Friday, July 22, 2016

An Apostle to Apostles

From the St. Alban's Psalter
Today is the Feast of St. Mary Magdalene. In previous years the day has been a memorial, but Pope Francis elevated her celebration to a feast, on par with the apostles, so that she could officially be hailed as “an example and model for every woman in the Church.”

When reading through the Gospels, it’s clear that Mary Magdalene was around in the ministry of Jesus. But when I stop and think about it, it’s amazing just how much of a role she played. She suffered from seven demons (sometimes considered seven men or the seven deadly sins) until Jesus cast them out. She was a single woman travelling around with the disciples. She was there at the crucifixion. She was the first to announce the Resurrection. She was front and center with the apostles, yet not an apostle herself.

Her being there caused trouble for later generations. Who exactly was this woman and what role did she play? Was she an apostle, ordained by Christ and silenced by patriarchy? Was she a prostitute, a red-headed sex pistol following this group of men around? Was she Jesus’ devoted wife (thanks for popularizing that one, Dan Brown)?

Here’s what I do know: Mary Magdalene was a repentant sinner who loved and followed Jesus. She was there in his darkest moments. She kept the faith. She’s a saint, a pretty awesome and important one at that. St. Thomas Aquinas referred to St. Mary Magdalene as “Apostle to the Apostles,” as she was the first witness of the Resurrection and the one to announce the Easter message to the men.

She’s a feminist icon, but not in the way modern feminism wants her to be. She did not set out to smash gender roles; she just followed Jesus. She was a woman of strong faith and devotion. She, and other women like Joanna, were welcome to follow and learn from Jesus, a radical notion in first century Palestine. Even more, she evangelized. One doesn’t have to be a bishop to share the Gospel.

She’s a great role model for women, but she’s also a great role model for all Christians. It doesn’t matter where you started or what people say about you. Love Christ, follow him unto the end, and preach the Good News. St. Gregory the Great said of her, “The one whom she sought outwardly was the one who inwardly taught her to keep on searching.”

She's also holding the myrrh she was taking to
Jesus' tomb on Easter Sunday.
On a side note, St. Mary Magdalene is often depicted, especially in the East, with a red egg (settle down, Da Vinci Coders). Legend says that after the Resurrection, she was travelling around, evangelizing. In Rome, she gained an audience with Caesar Tiberius; she wanted to protest that the governor of Judea, Pontius Pilate, and the high priests had executed an innocent man.
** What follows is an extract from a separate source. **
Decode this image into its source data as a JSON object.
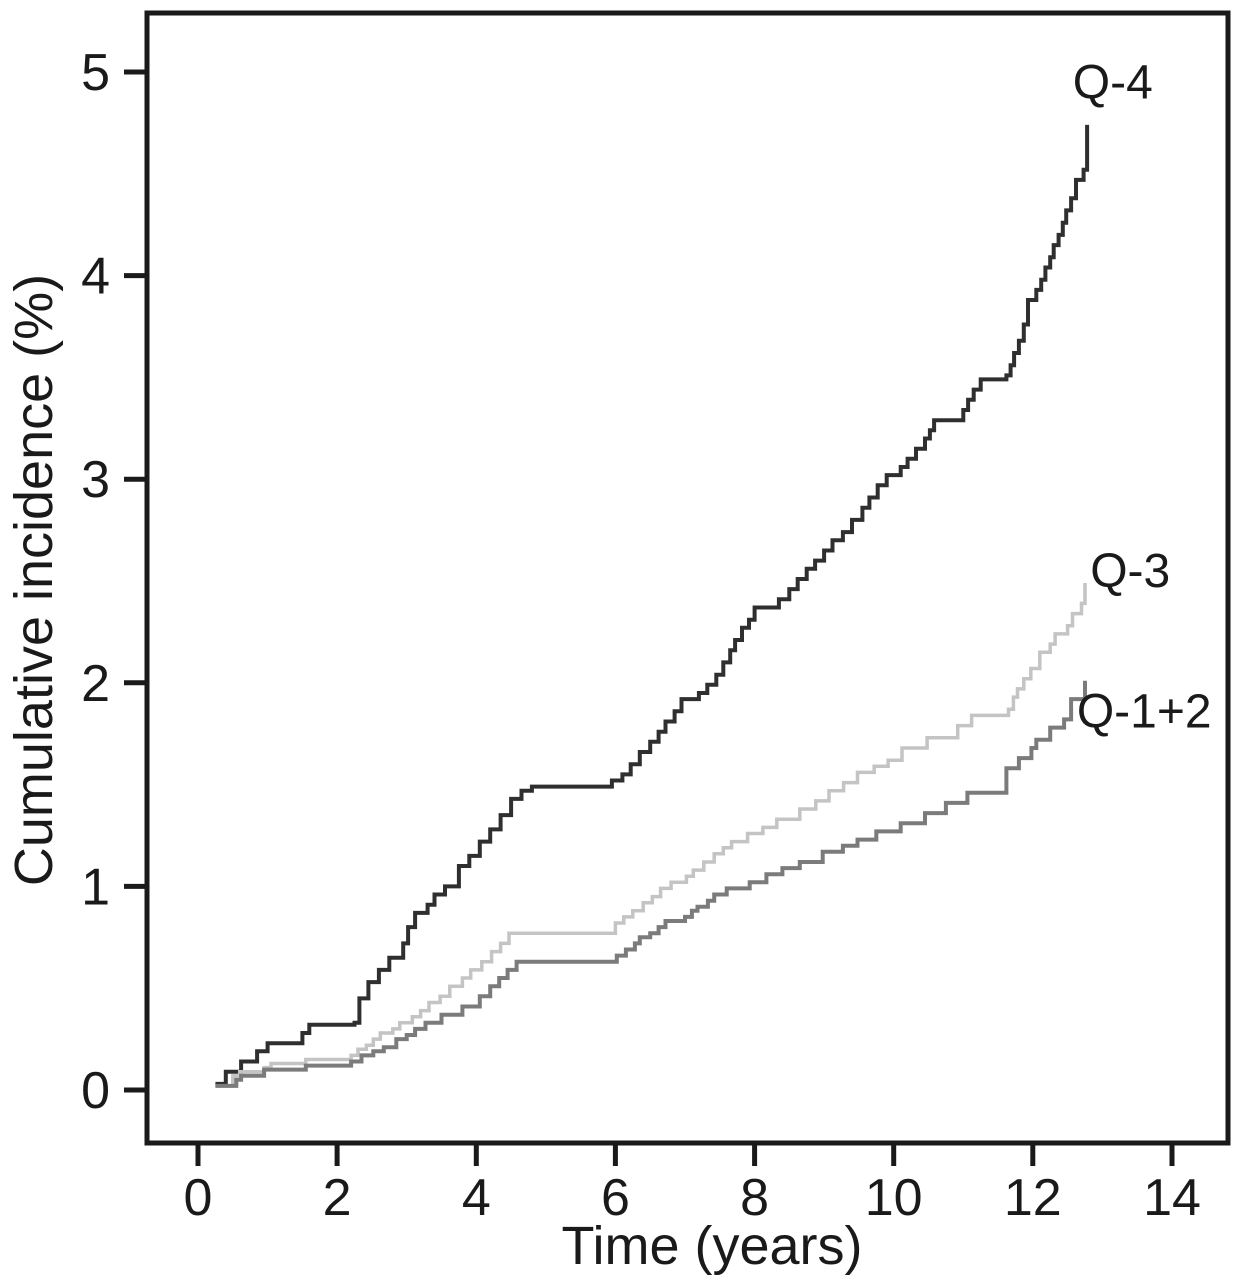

It was custom to bring the caesar a gift. Mary Magdalene handed him an egg, representing the rolled away stone, and said, “Christ is risen!” Tiberius obviously doubted her and said, “How could anyone ever rise from the dead? It is as impossible as that white egg to turn red.” At this, the egg turned bright red. Pilate was transferred to Gaul, and “Christ is risen!” became the traditional Easter greeting among Christians. Regardless of historical authenticity, the red Easter egg represents St. Mary Magdalene’s strong evangelization of the Resurrection.